How it fits together

  • file_versions is a content-addressed store. The composite primary key (path, hash) means the same file can have multiple versions stored simultaneously. When a file changes and then changes back (e.g. a branch switch), the old version is already cached.
  • session_reads tracks which version of each file a given session last saw. This is keyed by (session_id, path) so each session independently tracks its own read state.
  • stats and session_stats track cumulative token savings globally and per session.

Connecting

import { connect } from "@tursodatabase/database";

const db = await connect(".cache/content.db");
await db.exec(SCHEMA); // The CREATE TABLE statements above

Storing a file version

When a file is read for the first time (or has changed), store its content keyed by a hash.
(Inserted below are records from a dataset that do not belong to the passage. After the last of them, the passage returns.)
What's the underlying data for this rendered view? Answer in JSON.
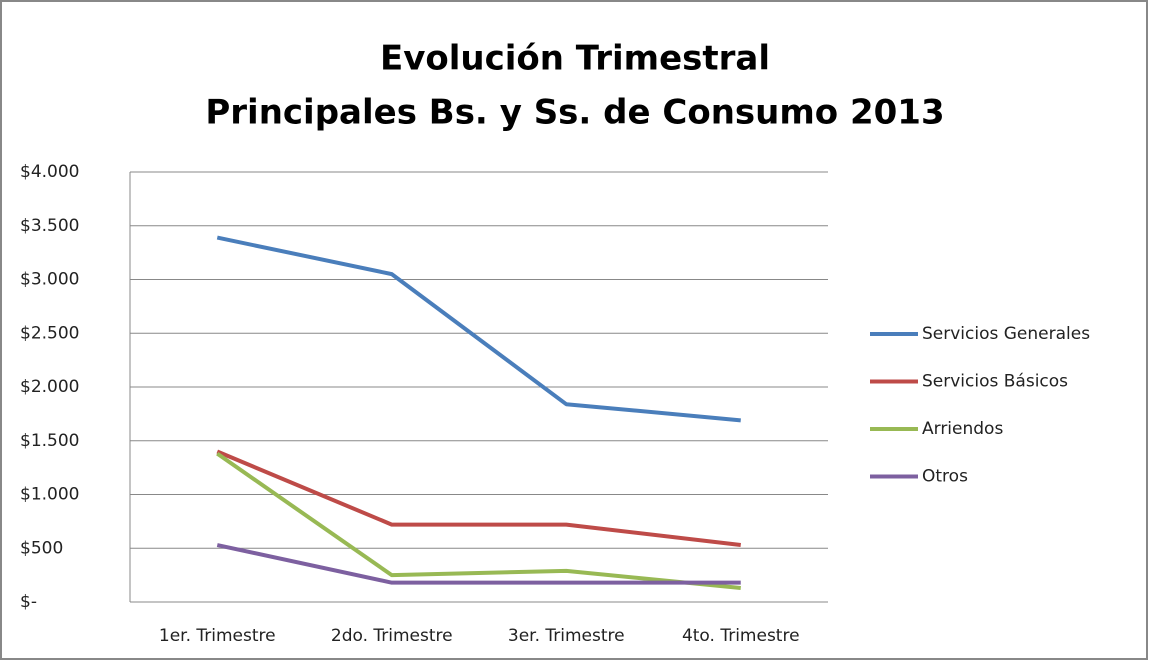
{
  "chart_data": {
    "type": "line",
    "title": [
      "Evolución Trimestral",
      "Principales Bs. y Ss. de Consumo 2013"
    ],
    "categories": [
      "1er. Trimestre",
      "2do. Trimestre",
      "3er. Trimestre",
      "4to. Trimestre"
    ],
    "series": [
      {
        "name": "Servicios Generales",
        "color": "#4a7ebb",
        "values": [
          3390,
          3050,
          1840,
          1690
        ]
      },
      {
        "name": "Servicios Básicos",
        "color": "#be4b48",
        "values": [
          1400,
          720,
          720,
          530
        ]
      },
      {
        "name": "Arriendos",
        "color": "#98b954",
        "values": [
          1380,
          250,
          290,
          130
        ]
      },
      {
        "name": "Otros",
        "color": "#7d60a0",
        "values": [
          530,
          180,
          180,
          180
        ]
      }
    ],
    "ylim": [
      0,
      4000
    ],
    "yticks": [
      {
        "value": 0,
        "label": "$-"
      },
      {
        "value": 500,
        "label": "$500"
      },
      {
        "value": 1000,
        "label": "$1.000"
      },
      {
        "value": 1500,
        "label": "$1.500"
      },
      {
        "value": 2000,
        "label": "$2.000"
      },
      {
        "value": 2500,
        "label": "$2.500"
      },
      {
        "value": 3000,
        "label": "$3.000"
      },
      {
        "value": 3500,
        "label": "$3.500"
      },
      {
        "value": 4000,
        "label": "$4.000"
      }
    ],
    "grid": true,
    "legend": "right"
  }
}
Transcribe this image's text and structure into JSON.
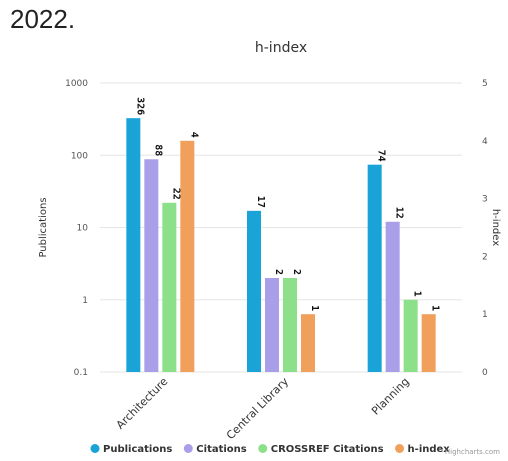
{
  "page": {
    "heading": "2022."
  },
  "chart_data": {
    "type": "bar",
    "title": "h-index",
    "categories": [
      "Architecture",
      "Central Library",
      "Planning"
    ],
    "series": [
      {
        "name": "Publications",
        "axis": "left",
        "color": "#1aa3d6",
        "values": [
          326,
          17,
          74
        ]
      },
      {
        "name": "Citations",
        "axis": "left",
        "color": "#a99ee8",
        "values": [
          88,
          2,
          12
        ]
      },
      {
        "name": "CROSSREF Citations",
        "axis": "left",
        "color": "#8de08a",
        "values": [
          22,
          2,
          1
        ]
      },
      {
        "name": "h-index",
        "axis": "right",
        "color": "#f0a05a",
        "values": [
          4,
          1,
          1
        ]
      }
    ],
    "y_left": {
      "label": "Publications",
      "scale": "log",
      "ticks": [
        "0.1",
        "1",
        "10",
        "100",
        "1000"
      ],
      "range": [
        0.1,
        1000
      ]
    },
    "y_right": {
      "label": "h-index",
      "scale": "linear",
      "ticks": [
        "0",
        "1",
        "2",
        "3",
        "4",
        "5"
      ],
      "range": [
        0,
        5
      ]
    },
    "grid": true,
    "legend_position": "bottom",
    "credits": "Highcharts.com"
  }
}
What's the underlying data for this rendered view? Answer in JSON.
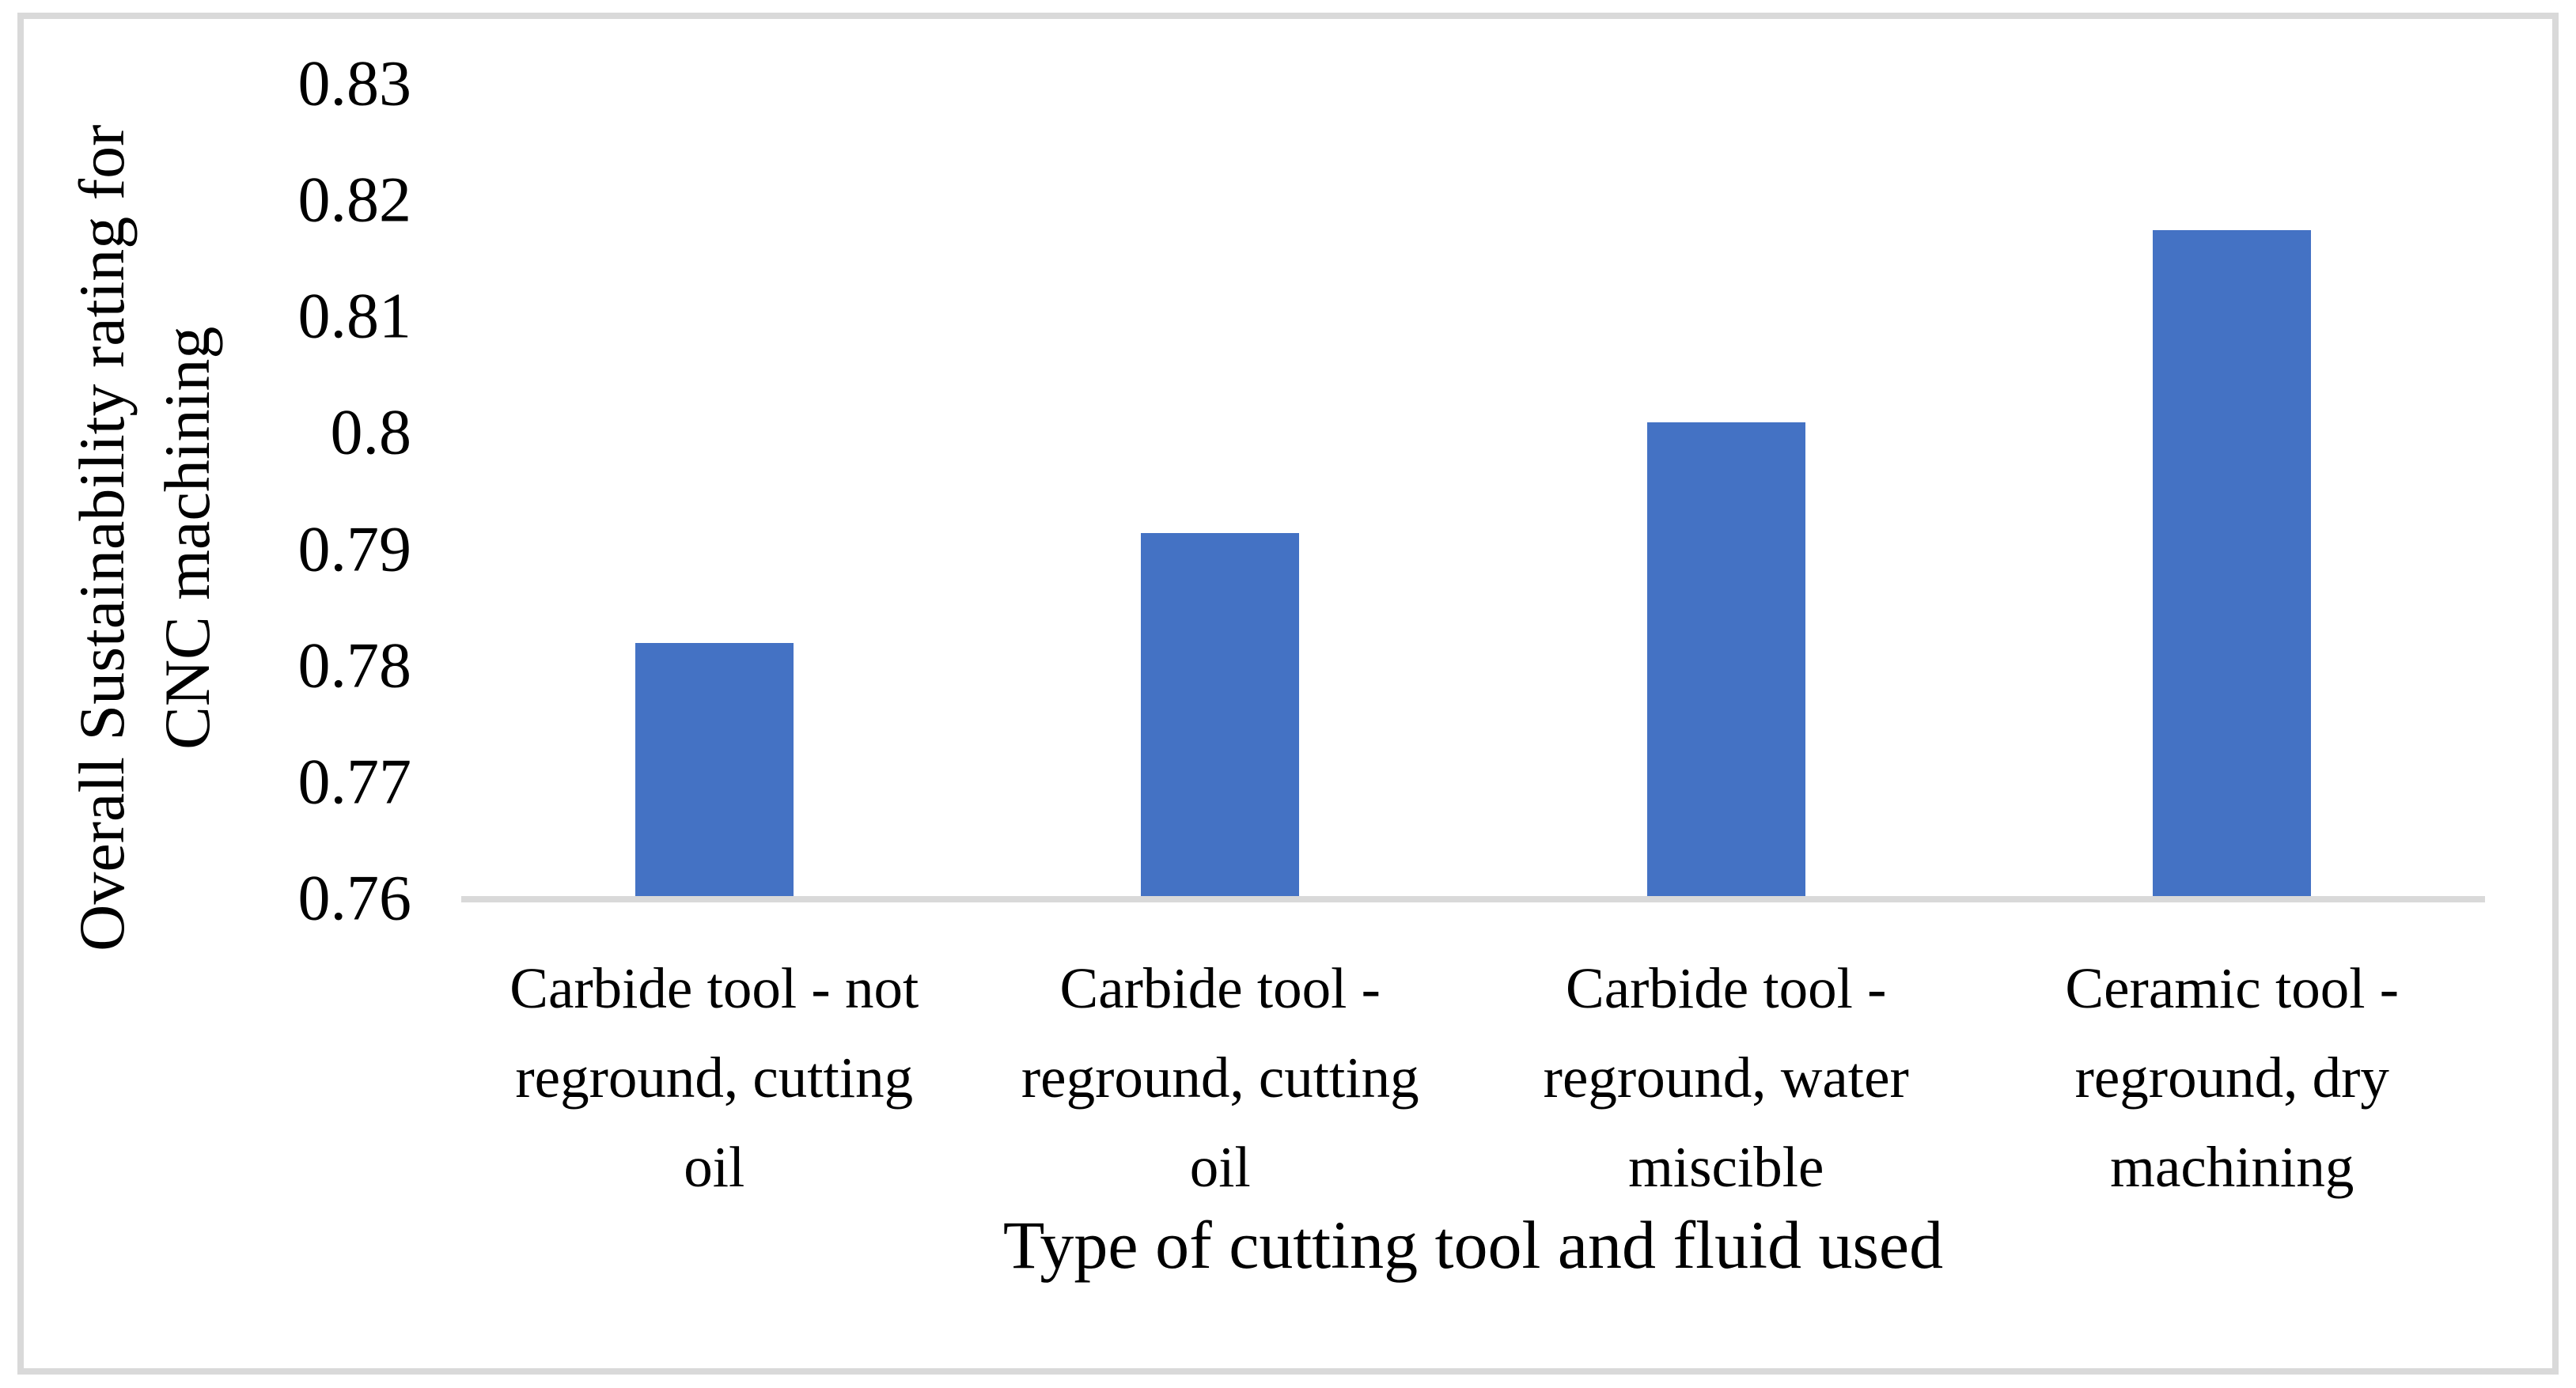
{
  "chart_data": {
    "type": "bar",
    "title": "",
    "xlabel": "Type of cutting tool and fluid used",
    "ylabel": "Overall Sustainability rating for CNC machining",
    "ylabel_lines": "Overall Sustainability rating for\nCNC machining",
    "categories": [
      "Carbide tool - not reground, cutting oil",
      "Carbide tool - reground, cutting oil",
      "Carbide tool - reground, water miscible",
      "Ceramic tool - reground, dry machining"
    ],
    "category_label_lines": [
      "Carbide tool - not\nreground, cutting\noil",
      "Carbide tool -\nreground, cutting\noil",
      "Carbide tool -\nreground, water\nmiscible",
      "Ceramic tool -\nreground, dry\nmachining"
    ],
    "values": [
      0.782,
      0.7915,
      0.801,
      0.8175
    ],
    "ylim": [
      0.76,
      0.83
    ],
    "ytick_values": [
      0.76,
      0.77,
      0.78,
      0.79,
      0.8,
      0.81,
      0.82,
      0.83
    ],
    "ytick_labels": [
      "0.76",
      "0.77",
      "0.78",
      "0.79",
      "0.8",
      "0.81",
      "0.82",
      "0.83"
    ],
    "grid": false,
    "legend": null,
    "bar_color": "#4472C4",
    "axis_line_color": "#D9D9D9",
    "frame_border_color": "#D9D9D9",
    "text_color": "#000000"
  }
}
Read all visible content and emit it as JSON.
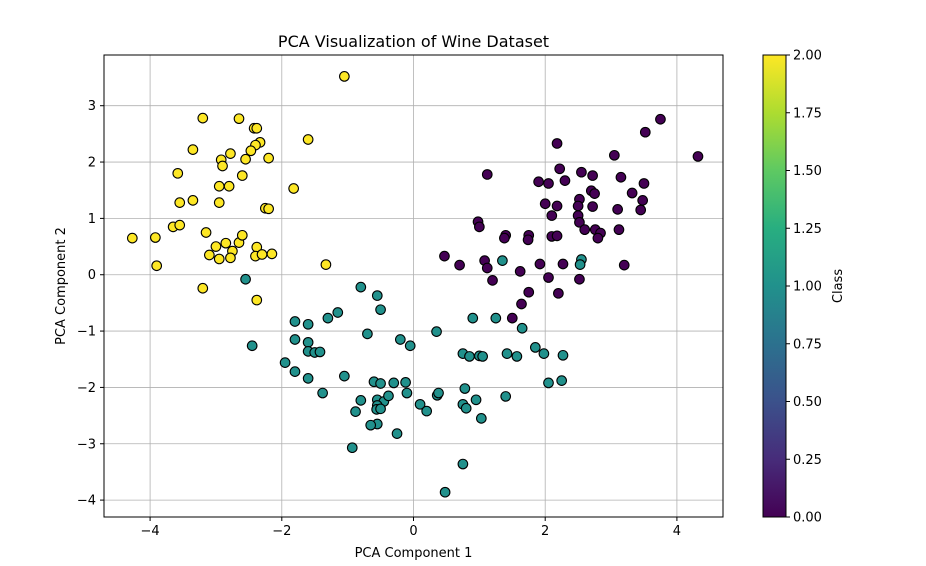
{
  "chart_data": {
    "type": "scatter",
    "title": "PCA Visualization of Wine Dataset",
    "xlabel": "PCA Component 1",
    "ylabel": "PCA Component 2",
    "xlim": [
      -4.7,
      4.7
    ],
    "ylim": [
      -4.3,
      3.9
    ],
    "xticks": [
      -4,
      -2,
      0,
      2,
      4
    ],
    "xtick_labels": [
      "−4",
      "−2",
      "0",
      "2",
      "4"
    ],
    "yticks": [
      -4,
      -3,
      -2,
      -1,
      0,
      1,
      2,
      3
    ],
    "ytick_labels": [
      "−4",
      "−3",
      "−2",
      "−1",
      "0",
      "1",
      "2",
      "3"
    ],
    "grid": true,
    "marker_edge_color": "#000000",
    "colorbar": {
      "label": "Class",
      "colormap": "viridis",
      "range": [
        0,
        2
      ],
      "ticks": [
        0,
        0.25,
        0.5,
        0.75,
        1,
        1.25,
        1.5,
        1.75,
        2
      ],
      "tick_labels": [
        "0.00",
        "0.25",
        "0.50",
        "0.75",
        "1.00",
        "1.25",
        "1.50",
        "1.75",
        "2.00"
      ]
    },
    "class_colors": {
      "0": "#440154",
      "1": "#21918c",
      "2": "#fde725"
    },
    "series": [
      {
        "class": 0,
        "points": [
          [
            3.75,
            2.76
          ],
          [
            4.32,
            2.1
          ],
          [
            3.52,
            2.53
          ],
          [
            3.05,
            2.12
          ],
          [
            2.18,
            2.33
          ],
          [
            1.12,
            1.78
          ],
          [
            2.55,
            1.82
          ],
          [
            2.72,
            1.76
          ],
          [
            2.22,
            1.88
          ],
          [
            2.3,
            1.67
          ],
          [
            1.9,
            1.65
          ],
          [
            2.05,
            1.62
          ],
          [
            2.7,
            1.49
          ],
          [
            2.75,
            1.44
          ],
          [
            3.15,
            1.73
          ],
          [
            3.5,
            1.62
          ],
          [
            3.32,
            1.45
          ],
          [
            3.48,
            1.32
          ],
          [
            3.45,
            1.15
          ],
          [
            3.1,
            1.16
          ],
          [
            2.0,
            1.26
          ],
          [
            2.18,
            1.22
          ],
          [
            2.52,
            1.34
          ],
          [
            2.5,
            1.22
          ],
          [
            2.72,
            1.21
          ],
          [
            2.1,
            1.05
          ],
          [
            2.5,
            1.05
          ],
          [
            2.52,
            0.93
          ],
          [
            2.6,
            0.8
          ],
          [
            2.76,
            0.8
          ],
          [
            2.84,
            0.74
          ],
          [
            2.8,
            0.65
          ],
          [
            3.12,
            0.8
          ],
          [
            0.98,
            0.94
          ],
          [
            1.0,
            0.85
          ],
          [
            1.4,
            0.7
          ],
          [
            1.38,
            0.65
          ],
          [
            1.75,
            0.7
          ],
          [
            1.74,
            0.62
          ],
          [
            2.1,
            0.68
          ],
          [
            2.18,
            0.69
          ],
          [
            0.47,
            0.33
          ],
          [
            0.7,
            0.17
          ],
          [
            1.08,
            0.25
          ],
          [
            1.12,
            0.12
          ],
          [
            1.62,
            0.06
          ],
          [
            1.92,
            0.19
          ],
          [
            2.27,
            0.19
          ],
          [
            2.05,
            -0.05
          ],
          [
            1.2,
            -0.1
          ],
          [
            2.52,
            -0.08
          ],
          [
            1.75,
            -0.31
          ],
          [
            2.2,
            -0.33
          ],
          [
            1.64,
            -0.52
          ],
          [
            1.5,
            -0.77
          ],
          [
            3.2,
            0.17
          ]
        ]
      },
      {
        "class": 1,
        "points": [
          [
            2.55,
            0.27
          ],
          [
            2.53,
            0.18
          ],
          [
            1.35,
            0.25
          ],
          [
            -2.55,
            -0.08
          ],
          [
            -0.8,
            -0.22
          ],
          [
            -0.55,
            -0.37
          ],
          [
            -0.5,
            -0.62
          ],
          [
            -1.15,
            -0.67
          ],
          [
            -1.3,
            -0.77
          ],
          [
            -1.8,
            -0.83
          ],
          [
            -1.6,
            -0.88
          ],
          [
            -0.7,
            -1.05
          ],
          [
            -1.8,
            -1.15
          ],
          [
            -1.6,
            -1.2
          ],
          [
            -2.45,
            -1.26
          ],
          [
            -1.6,
            -1.36
          ],
          [
            -1.5,
            -1.38
          ],
          [
            -1.42,
            -1.37
          ],
          [
            -0.2,
            -1.15
          ],
          [
            -0.05,
            -1.26
          ],
          [
            0.35,
            -1.01
          ],
          [
            0.9,
            -0.77
          ],
          [
            1.25,
            -0.77
          ],
          [
            1.65,
            -0.95
          ],
          [
            1.85,
            -1.29
          ],
          [
            1.98,
            -1.4
          ],
          [
            2.27,
            -1.43
          ],
          [
            0.75,
            -1.4
          ],
          [
            0.85,
            -1.45
          ],
          [
            1.0,
            -1.44
          ],
          [
            1.05,
            -1.45
          ],
          [
            1.42,
            -1.4
          ],
          [
            1.57,
            -1.45
          ],
          [
            -1.95,
            -1.56
          ],
          [
            -1.8,
            -1.72
          ],
          [
            -1.6,
            -1.84
          ],
          [
            -1.05,
            -1.8
          ],
          [
            -0.6,
            -1.9
          ],
          [
            -0.5,
            -1.93
          ],
          [
            -0.3,
            -1.92
          ],
          [
            -0.12,
            -1.91
          ],
          [
            2.25,
            -1.88
          ],
          [
            2.05,
            -1.92
          ],
          [
            -0.8,
            -2.23
          ],
          [
            -0.55,
            -2.22
          ],
          [
            -0.45,
            -2.25
          ],
          [
            -0.38,
            -2.15
          ],
          [
            -0.1,
            -2.1
          ],
          [
            0.1,
            -2.3
          ],
          [
            0.2,
            -2.42
          ],
          [
            0.36,
            -2.14
          ],
          [
            0.38,
            -2.1
          ],
          [
            0.78,
            -2.02
          ],
          [
            0.95,
            -2.22
          ],
          [
            1.4,
            -2.16
          ],
          [
            0.75,
            -2.3
          ],
          [
            0.8,
            -2.37
          ],
          [
            1.03,
            -2.55
          ],
          [
            -0.55,
            -2.32
          ],
          [
            -0.56,
            -2.39
          ],
          [
            -0.5,
            -2.38
          ],
          [
            -0.88,
            -2.43
          ],
          [
            -1.38,
            -2.1
          ],
          [
            -0.55,
            -2.65
          ],
          [
            -0.65,
            -2.67
          ],
          [
            -0.25,
            -2.82
          ],
          [
            -0.93,
            -3.07
          ],
          [
            0.75,
            -3.36
          ],
          [
            0.48,
            -3.86
          ]
        ]
      },
      {
        "class": 2,
        "points": [
          [
            -1.05,
            3.52
          ],
          [
            -3.2,
            2.78
          ],
          [
            -2.65,
            2.77
          ],
          [
            -2.42,
            2.6
          ],
          [
            -2.38,
            2.6
          ],
          [
            -2.33,
            2.35
          ],
          [
            -2.4,
            2.3
          ],
          [
            -2.47,
            2.2
          ],
          [
            -1.6,
            2.4
          ],
          [
            -3.35,
            2.22
          ],
          [
            -2.78,
            2.15
          ],
          [
            -2.55,
            2.05
          ],
          [
            -2.92,
            2.04
          ],
          [
            -2.2,
            2.07
          ],
          [
            -2.9,
            1.93
          ],
          [
            -3.58,
            1.8
          ],
          [
            -2.6,
            1.76
          ],
          [
            -2.95,
            1.57
          ],
          [
            -2.8,
            1.57
          ],
          [
            -1.82,
            1.53
          ],
          [
            -3.35,
            1.32
          ],
          [
            -3.55,
            1.28
          ],
          [
            -2.95,
            1.28
          ],
          [
            -2.25,
            1.18
          ],
          [
            -2.2,
            1.17
          ],
          [
            -3.65,
            0.85
          ],
          [
            -3.55,
            0.88
          ],
          [
            -3.15,
            0.75
          ],
          [
            -4.27,
            0.65
          ],
          [
            -3.92,
            0.66
          ],
          [
            -3.0,
            0.5
          ],
          [
            -2.85,
            0.56
          ],
          [
            -2.75,
            0.42
          ],
          [
            -2.65,
            0.57
          ],
          [
            -2.6,
            0.7
          ],
          [
            -2.38,
            0.49
          ],
          [
            -3.1,
            0.35
          ],
          [
            -2.95,
            0.28
          ],
          [
            -2.78,
            0.3
          ],
          [
            -2.4,
            0.33
          ],
          [
            -2.3,
            0.36
          ],
          [
            -2.15,
            0.37
          ],
          [
            -1.33,
            0.18
          ],
          [
            -3.9,
            0.16
          ],
          [
            -3.2,
            -0.24
          ],
          [
            -2.38,
            -0.45
          ]
        ]
      }
    ]
  }
}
INSERT OR IGNORE makes this a no-op if the same version already exists:
INSERT OR IGNORE INTO file_versions (path, hash, content, lines, created_at)
VALUES (?, ?, ?, ?, ?);
The hash should be computed from the file content (e.g. a truncated SHA-256). This makes storage content-addressed — identical content is never stored twice for the same path.

Tracking reads per session

Each session needs to know what it last saw for a given file. On first read, record the session’s read pointer:
INSERT OR REPLACE INTO session_reads (session_id, path, hash, read_at)
VALUES (?, ?, ?, ?);
On subsequent reads, check what the session last saw:
SELECT hash FROM session_reads WHERE session_id = ? AND path = ?;
If the stored hash matches the current file hash, the file is unchanged — return a short confirmation instead of the full content. If the hash differs, fetch the old content to compute a diff:
SELECT content FROM file_versions WHERE path = ? AND hash = ?;
Then update the session’s read pointer to the new hash:
UPDATE session_reads SET hash = ?, read_at = ? WHERE session_id = ? AND path = ?;

Tracking token savings

Use an atomic counter for global statistics and an upsert for per-session tracking:
-- Global counter
UPDATE stats SET value = value + ? WHERE key = 'tokens_saved';

-- Per-session counter (upsert)
INSERT INTO session_stats (session_id, key, value)
VALUES (?, 'tokens_saved', ?)
ON CONFLICT(session_id, key) DO UPDATE SET value = value + ?;

Querying statistics

-- Number of distinct files cached
SELECT COUNT(DISTINCT path) as file_count FROM file_versions;

-- Global tokens saved
SELECT value FROM stats WHERE key = 'tokens_saved';

-- Tokens saved in the current session
SELECT value FROM session_stats WHERE session_id = ? AND key = 'tokens_saved';

Cleanup

When a file is deleted from disk, remove all its versions and read pointers:
DELETE FROM file_versions WHERE path = ?;
DELETE FROM session_reads WHERE path = ?;
To clear the entire cache:
DELETE FROM file_versions;
DELETE FROM session_reads;
DELETE FROM session_stats;
UPDATE stats SET value = 0;

Key design points

  • Content-addressed storage means branch switches are handled naturally. If you switch from main to a feature branch and back, the original file versions are still in the cache.
  • Session isolation ensures that each consumer independently tracks what it has seen. Session B gets full file content even if Session A already cached it.
  • Hash-based change detection at read time means there is no polling or file watching required for correctness.
  • An embedded Turso database keeps everything in a single file with zero network overhead.

Example

cachebro is an MCP server that implements this pattern as a drop-in file reading cache for AI coding agents.